Competitive Edge Inspire occupies a differentiated niche in sleep apnea treatment, with an implantable device that serves patients who struggle with traditional mask-based therapies. Being the first and, so far, only FDA-approved player in this specific neurostimulation approach gives the company a meaningful head start. Its position is reinforced by a legacy of patents, strong clinical data, and the need for specialized surgical training, all of which raise the bar for would-be competitors. The company has also built an ecosystem around physicians, patients, and payers, including training programs and reimbursement support, which deepens its entrenchment. On the other hand, the business is still heavily dependent on a single core therapy concept and on reimbursement decisions, so any shift in clinical preferences, regulatory views, or payment policies could have an outsized impact.


Innovation and R&D

Innovation and R&D Innovation is central to Inspire’s strategy.
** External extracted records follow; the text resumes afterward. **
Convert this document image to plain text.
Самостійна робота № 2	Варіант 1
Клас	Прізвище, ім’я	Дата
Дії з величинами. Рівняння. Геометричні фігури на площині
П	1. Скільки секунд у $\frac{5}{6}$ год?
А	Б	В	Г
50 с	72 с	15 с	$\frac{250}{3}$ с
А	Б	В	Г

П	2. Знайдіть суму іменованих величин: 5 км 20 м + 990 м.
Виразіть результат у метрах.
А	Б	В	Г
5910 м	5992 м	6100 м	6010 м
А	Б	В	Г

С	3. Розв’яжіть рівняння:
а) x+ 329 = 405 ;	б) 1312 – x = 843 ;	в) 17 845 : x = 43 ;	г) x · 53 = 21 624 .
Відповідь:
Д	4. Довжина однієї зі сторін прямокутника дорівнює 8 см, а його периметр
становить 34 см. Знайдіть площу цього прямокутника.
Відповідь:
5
The company pioneered its initial implantable system and continues to iterate, with the next-generation device designed to simplify surgery and potentially reduce procedure time. Looking ahead, the pipeline includes further system enhancements, potential automation features, and a digital platform aimed at remote monitoring and therapy optimization. These efforts could not only improve patient outcomes and clinician workflow but also create more recurring, software-like revenue elements over time. The company is also working on expanded clinical indications and international approvals, which show that R&D is focused both on better technology and on broadening the addressable patient population. This innovation-led approach is a strength, but it depends on sustained investment and successful execution of clinical and regulatory programs.


Summary

Inspire Medical sits at the intersection of strong growth, emerging profitability, and meaningful medical innovation. The income statement reflects a transition from an early-stage, loss-making model to a business that can now generate profits and cash, while the balance sheet remains conservative with low debt and growing equity. Cash flows have turned positive, signaling that the company is increasingly self-sustaining. Competitively, Inspire benefits from first-mover advantage, clinical proof, and meaningful barriers to entry in a specialized segment of sleep apnea treatment. Its future hinges on continued innovation, successful rollout of next-generation systems, reimbursement support, and international expansion. Overall, this is a rapidly scaling medtech company with a strengthening financial foundation and a focused but still relatively concentrated business model, where execution and policy environments remain key variables to watch.